I studied Comparative Literature, German Literature and History in Berlin, London, Paris and Cambridge. I worked as a teaching assistant in the German Department at the Free University Berlin and as a supervisor in the French Department of the University of Cambridge. In 2005/2006 I was a visiting researcher and research assistant at the European University Institute in Florence.
In my Ph.D. on “Vision and Photography in the Autobiographical Works of Marcel Proust, Walter Benjamin and Roland Barthes”, which I completed in February 2007 at the University of Cambridge, I combine literary, cultural-historical and media-theoretical approaches to explore three main areas of enquiry: the historical modification of ways of seeing and their translation into visual and textual forms of representation; conceptions of subjectivity as inter-subjectivity; and the relationship between vision, autobiography and the emotions.

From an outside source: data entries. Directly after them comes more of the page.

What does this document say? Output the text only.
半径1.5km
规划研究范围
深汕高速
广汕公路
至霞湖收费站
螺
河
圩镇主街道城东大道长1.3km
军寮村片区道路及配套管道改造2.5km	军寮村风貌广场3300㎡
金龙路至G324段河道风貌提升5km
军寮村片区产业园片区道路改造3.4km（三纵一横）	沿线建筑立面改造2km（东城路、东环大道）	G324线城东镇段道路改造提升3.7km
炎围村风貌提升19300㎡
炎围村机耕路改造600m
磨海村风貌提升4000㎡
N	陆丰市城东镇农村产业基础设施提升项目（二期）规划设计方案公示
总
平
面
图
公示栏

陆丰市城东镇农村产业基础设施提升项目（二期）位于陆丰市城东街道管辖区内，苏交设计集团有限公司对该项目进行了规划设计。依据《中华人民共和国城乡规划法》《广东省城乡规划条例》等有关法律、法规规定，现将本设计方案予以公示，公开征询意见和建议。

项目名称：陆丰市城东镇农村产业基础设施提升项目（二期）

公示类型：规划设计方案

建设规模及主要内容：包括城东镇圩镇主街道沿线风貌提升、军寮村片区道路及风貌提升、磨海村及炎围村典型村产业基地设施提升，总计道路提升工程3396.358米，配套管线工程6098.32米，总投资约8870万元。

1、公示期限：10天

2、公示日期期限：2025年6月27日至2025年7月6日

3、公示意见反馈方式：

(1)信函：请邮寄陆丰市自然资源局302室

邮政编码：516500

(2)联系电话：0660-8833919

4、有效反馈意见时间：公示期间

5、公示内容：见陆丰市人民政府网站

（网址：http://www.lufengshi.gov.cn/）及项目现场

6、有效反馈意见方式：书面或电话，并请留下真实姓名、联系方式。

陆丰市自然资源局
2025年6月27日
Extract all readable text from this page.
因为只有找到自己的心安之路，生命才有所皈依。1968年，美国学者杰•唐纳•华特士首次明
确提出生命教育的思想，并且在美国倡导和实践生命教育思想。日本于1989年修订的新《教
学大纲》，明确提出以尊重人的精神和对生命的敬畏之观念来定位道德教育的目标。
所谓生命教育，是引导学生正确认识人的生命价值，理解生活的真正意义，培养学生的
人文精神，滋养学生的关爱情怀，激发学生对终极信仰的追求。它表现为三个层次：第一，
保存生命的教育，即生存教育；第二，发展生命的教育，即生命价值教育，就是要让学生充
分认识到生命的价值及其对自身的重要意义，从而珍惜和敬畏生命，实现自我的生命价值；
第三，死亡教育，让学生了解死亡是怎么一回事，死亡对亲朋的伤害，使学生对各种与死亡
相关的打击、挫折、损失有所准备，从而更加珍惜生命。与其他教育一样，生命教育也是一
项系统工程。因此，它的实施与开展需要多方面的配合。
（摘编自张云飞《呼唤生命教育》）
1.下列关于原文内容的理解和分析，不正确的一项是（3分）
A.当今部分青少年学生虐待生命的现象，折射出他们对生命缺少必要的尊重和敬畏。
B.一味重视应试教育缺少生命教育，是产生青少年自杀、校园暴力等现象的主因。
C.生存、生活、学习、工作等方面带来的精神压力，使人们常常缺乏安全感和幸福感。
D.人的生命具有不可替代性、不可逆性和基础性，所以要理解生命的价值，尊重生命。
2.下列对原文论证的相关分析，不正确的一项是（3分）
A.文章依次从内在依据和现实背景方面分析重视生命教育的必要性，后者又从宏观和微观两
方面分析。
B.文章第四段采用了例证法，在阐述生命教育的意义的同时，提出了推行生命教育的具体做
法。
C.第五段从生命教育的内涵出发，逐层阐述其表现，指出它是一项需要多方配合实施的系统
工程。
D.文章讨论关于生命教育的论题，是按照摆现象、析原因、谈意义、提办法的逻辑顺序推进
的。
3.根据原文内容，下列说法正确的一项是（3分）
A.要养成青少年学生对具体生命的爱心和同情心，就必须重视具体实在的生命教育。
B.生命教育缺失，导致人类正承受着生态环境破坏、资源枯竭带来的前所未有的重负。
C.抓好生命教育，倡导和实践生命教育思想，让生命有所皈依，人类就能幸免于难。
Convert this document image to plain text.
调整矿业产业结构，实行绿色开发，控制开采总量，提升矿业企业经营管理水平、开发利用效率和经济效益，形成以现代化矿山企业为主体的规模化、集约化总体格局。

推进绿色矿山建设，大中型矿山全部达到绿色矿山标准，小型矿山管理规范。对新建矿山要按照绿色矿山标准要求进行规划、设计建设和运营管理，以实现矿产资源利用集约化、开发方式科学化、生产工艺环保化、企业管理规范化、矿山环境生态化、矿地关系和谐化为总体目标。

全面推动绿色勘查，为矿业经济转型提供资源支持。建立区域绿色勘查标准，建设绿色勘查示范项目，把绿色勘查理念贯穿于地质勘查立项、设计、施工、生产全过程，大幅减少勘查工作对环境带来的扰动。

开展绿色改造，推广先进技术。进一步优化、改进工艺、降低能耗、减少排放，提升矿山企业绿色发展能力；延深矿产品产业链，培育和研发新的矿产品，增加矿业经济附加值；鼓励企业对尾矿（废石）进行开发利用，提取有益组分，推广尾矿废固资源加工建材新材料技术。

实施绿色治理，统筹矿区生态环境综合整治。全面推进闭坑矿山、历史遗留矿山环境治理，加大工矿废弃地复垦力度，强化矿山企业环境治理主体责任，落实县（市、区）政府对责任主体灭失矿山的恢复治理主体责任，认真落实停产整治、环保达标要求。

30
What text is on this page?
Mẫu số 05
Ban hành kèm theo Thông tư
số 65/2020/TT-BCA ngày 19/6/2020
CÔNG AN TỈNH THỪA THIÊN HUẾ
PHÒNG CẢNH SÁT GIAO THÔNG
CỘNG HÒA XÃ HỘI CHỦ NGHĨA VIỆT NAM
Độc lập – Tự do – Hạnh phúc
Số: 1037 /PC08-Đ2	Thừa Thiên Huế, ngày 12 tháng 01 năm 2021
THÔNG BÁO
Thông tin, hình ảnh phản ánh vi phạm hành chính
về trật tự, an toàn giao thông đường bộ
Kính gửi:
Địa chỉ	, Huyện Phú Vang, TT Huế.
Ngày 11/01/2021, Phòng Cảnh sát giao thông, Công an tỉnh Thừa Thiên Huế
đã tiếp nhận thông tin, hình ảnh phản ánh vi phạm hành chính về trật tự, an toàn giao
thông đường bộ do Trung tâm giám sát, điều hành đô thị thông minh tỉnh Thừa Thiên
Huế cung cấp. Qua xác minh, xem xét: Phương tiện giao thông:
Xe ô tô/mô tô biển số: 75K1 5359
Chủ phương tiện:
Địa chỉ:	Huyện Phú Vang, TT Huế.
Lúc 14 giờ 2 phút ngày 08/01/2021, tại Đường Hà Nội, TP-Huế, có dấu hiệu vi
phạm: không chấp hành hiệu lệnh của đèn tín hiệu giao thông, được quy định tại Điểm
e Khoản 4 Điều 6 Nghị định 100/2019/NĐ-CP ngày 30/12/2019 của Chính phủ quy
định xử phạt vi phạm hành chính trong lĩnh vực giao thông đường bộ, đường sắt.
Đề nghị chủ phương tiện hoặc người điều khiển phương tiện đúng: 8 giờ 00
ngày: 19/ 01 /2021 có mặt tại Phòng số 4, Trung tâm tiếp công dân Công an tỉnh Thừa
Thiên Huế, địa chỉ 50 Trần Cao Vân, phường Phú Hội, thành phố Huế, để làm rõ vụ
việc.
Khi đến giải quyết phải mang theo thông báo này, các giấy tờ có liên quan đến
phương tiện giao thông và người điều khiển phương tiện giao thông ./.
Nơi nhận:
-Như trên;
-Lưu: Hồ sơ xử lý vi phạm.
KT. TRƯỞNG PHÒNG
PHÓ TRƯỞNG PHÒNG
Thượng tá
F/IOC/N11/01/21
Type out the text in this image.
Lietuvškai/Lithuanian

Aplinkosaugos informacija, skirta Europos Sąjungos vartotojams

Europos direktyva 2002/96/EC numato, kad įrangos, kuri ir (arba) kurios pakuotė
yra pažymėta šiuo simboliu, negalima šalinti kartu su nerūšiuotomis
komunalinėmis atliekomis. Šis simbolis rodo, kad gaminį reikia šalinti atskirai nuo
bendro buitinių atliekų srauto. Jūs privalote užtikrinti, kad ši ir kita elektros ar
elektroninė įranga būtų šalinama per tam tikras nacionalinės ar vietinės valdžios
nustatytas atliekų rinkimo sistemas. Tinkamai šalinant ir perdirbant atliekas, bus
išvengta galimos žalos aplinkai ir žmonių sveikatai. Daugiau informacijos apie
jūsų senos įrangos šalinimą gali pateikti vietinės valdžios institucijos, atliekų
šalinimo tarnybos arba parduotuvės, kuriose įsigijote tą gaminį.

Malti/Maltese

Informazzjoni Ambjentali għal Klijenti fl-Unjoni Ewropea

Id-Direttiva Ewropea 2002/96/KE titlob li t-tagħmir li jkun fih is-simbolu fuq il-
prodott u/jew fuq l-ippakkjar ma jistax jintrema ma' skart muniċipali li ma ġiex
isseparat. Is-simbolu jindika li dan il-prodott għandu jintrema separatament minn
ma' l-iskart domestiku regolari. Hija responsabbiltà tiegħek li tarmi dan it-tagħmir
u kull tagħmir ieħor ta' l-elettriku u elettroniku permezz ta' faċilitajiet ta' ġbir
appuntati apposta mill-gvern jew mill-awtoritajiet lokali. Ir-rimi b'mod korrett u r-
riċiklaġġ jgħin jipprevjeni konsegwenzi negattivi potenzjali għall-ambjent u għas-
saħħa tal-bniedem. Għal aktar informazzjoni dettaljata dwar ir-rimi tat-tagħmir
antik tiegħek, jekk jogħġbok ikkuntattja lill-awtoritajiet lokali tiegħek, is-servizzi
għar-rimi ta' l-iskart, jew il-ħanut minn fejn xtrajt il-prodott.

I have published on the conception of identity and alterity and on the relationship between visuality and emotion in Proust, and co-edited a book entitled Space: New Dimensions in French Studies. My essay “Proust’s Emotional Cavities: Vision and Affect in A la recherche du temps perdu” was awarded the R.H. Gapper Postgraduate Essay Prize by the Society of French Studies.
In the spring of 2007 my son Antonin was born. Since taking up research again in September 2007 I have continued to explore the interface of visual perception and emotion as well as the idea of artworks as manifestations of social and emotional conduct with an investigation into the artistic productions of women in the Weimar Republic.